日复一日的近身观望,终究有人悄悄动了心绪。
六人之中,唯有两名年纪稍轻的宫人,暗自多留了几分目光。
她们不敢明目张胆窥探,只每每奉茶近身、垂首侍立的间隙,会极快抬眸一瞥,看着那道始终守在公主身侧的挺拔身影。
深宫孤寂,所见皆是凉薄算计。
这般专一隐忍、只为一人俯首守护的模样,是她们从未见过的赤诚。
心底悄悄生了几分倾慕,几分艳羡,几分隐秘的妄念。
余下四人依旧心智端正,谨记圣命,一心值守探查,半点不敢懈怠,只当萧禾是公主贴身值守的暗卫统领,无半分多余念想。
府中看似一如既往的平静规整。
下人安分值守,主君恬淡无争,暗卫恪守分寸。
无人作乱,无人逾矩,无人露怯。
楚晏居于其中,心神澄澈冷静,日日不动声色观察六人品性心性、值守状态。
她只察觉这几人值守勤勉、规矩周全、无半分纰漏,全然未曾发觉那两名宫人藏在恭顺皮囊下的隐秘私心。

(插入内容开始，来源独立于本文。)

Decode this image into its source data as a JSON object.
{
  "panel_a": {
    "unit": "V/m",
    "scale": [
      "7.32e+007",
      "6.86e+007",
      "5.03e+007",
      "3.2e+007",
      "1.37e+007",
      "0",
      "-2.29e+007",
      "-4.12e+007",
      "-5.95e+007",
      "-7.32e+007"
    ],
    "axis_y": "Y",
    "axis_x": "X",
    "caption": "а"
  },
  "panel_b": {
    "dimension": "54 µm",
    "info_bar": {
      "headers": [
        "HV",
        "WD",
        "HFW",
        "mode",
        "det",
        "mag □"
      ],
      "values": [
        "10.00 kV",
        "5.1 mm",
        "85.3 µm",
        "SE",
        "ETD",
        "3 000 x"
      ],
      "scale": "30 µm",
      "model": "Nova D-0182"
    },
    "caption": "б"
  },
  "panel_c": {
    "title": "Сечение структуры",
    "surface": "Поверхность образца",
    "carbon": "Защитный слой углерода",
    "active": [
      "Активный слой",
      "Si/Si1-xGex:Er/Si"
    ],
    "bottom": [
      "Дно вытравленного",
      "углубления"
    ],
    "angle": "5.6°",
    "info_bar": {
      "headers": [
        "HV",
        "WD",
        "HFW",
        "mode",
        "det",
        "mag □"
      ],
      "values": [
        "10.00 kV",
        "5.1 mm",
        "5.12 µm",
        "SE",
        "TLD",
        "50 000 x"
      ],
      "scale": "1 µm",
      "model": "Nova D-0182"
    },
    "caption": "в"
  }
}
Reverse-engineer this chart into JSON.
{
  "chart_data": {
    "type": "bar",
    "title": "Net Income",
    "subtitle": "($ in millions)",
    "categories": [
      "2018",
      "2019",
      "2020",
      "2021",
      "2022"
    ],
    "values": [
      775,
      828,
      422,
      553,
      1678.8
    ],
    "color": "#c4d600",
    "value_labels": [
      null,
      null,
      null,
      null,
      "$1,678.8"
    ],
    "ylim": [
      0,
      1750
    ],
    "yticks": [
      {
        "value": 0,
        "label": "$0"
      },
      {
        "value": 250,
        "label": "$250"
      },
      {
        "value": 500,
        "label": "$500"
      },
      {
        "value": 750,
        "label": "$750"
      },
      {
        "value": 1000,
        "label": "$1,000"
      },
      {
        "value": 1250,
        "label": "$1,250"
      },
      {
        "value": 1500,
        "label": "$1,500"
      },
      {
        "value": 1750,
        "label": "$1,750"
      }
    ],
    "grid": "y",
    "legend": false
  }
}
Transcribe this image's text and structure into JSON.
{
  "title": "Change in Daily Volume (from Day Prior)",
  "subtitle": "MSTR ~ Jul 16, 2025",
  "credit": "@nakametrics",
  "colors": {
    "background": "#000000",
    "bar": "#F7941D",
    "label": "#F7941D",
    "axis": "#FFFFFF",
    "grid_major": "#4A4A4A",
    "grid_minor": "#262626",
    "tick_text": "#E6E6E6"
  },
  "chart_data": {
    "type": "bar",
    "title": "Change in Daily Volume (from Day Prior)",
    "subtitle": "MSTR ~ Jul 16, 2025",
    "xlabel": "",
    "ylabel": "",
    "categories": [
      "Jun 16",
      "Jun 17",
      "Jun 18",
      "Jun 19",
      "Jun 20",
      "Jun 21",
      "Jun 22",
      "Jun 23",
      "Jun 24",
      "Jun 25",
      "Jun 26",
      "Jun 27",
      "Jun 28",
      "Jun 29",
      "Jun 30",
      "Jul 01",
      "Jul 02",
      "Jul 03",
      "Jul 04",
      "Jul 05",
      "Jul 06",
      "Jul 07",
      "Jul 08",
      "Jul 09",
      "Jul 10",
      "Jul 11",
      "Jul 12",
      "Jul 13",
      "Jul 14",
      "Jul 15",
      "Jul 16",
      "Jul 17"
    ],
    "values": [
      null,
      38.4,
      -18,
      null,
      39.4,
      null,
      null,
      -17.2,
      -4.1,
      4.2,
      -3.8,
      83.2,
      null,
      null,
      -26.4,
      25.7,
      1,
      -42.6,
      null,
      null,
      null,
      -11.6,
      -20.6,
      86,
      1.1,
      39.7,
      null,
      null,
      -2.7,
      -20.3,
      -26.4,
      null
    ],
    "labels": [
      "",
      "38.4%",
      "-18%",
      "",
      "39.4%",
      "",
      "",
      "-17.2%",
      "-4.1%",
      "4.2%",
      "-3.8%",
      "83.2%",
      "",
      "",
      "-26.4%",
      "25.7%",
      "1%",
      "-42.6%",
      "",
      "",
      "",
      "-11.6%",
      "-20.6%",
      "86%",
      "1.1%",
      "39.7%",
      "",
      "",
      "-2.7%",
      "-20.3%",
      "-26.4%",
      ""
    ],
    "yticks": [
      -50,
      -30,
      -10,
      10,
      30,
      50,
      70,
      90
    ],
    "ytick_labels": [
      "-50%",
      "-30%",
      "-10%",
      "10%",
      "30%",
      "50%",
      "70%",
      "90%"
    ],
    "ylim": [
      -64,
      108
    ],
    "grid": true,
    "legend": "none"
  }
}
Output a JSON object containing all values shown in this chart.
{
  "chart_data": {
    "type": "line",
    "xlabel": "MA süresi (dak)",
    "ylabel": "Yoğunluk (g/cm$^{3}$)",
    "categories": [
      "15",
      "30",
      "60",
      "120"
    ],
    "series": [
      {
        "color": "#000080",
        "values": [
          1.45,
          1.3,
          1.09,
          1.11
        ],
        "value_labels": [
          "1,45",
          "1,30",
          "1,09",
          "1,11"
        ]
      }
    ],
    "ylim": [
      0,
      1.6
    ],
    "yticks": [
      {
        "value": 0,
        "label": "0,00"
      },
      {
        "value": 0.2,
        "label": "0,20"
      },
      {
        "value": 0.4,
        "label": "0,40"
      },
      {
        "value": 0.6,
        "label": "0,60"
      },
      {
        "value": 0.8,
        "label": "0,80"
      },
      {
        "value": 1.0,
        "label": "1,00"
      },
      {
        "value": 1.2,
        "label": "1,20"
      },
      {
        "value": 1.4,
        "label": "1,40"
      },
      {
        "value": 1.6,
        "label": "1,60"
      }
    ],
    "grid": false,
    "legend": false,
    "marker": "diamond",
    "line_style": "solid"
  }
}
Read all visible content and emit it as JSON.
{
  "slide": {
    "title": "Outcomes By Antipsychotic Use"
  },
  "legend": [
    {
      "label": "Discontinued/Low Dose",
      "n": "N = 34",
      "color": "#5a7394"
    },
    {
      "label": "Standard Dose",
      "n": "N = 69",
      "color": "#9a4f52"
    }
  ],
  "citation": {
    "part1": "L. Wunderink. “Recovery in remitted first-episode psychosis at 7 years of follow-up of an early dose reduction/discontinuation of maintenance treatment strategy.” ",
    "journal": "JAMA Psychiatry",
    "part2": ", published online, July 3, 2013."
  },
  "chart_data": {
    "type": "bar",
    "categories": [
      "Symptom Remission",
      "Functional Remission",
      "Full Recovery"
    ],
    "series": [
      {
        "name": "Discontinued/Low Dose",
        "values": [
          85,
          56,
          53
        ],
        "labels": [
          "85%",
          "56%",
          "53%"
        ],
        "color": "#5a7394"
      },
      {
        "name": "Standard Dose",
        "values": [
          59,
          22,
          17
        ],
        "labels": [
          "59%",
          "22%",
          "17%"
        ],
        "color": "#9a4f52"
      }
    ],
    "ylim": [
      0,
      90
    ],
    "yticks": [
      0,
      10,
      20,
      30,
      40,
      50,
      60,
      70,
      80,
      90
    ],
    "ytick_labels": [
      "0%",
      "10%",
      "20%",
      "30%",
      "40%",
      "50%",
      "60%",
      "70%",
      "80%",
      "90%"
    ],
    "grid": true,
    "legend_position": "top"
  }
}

她此刻眼底、心底,唯有朝堂制衡、帝心深浅、蛰伏蓄力的长远棋局。
区区府中下人的细碎心绪,从未入她眼、未曾扰她心。
她尚且不知,
这日日近身的坦然安置,看似困住了自己、桎梏了行止,
却早已悄然埋下一枚可彻底拔除所有御前眼线的绝妙伏笔。
暗流无声,浮心暗潜。
一切躁动,皆藏于无人窥见的恭顺之下,只待时日发酵。
而萧禾依旧沉静值守,未曾察觉下人细碎心绪,只一心一意,守他的公主,护她蛰伏安宁,替她挡尽来日风雨。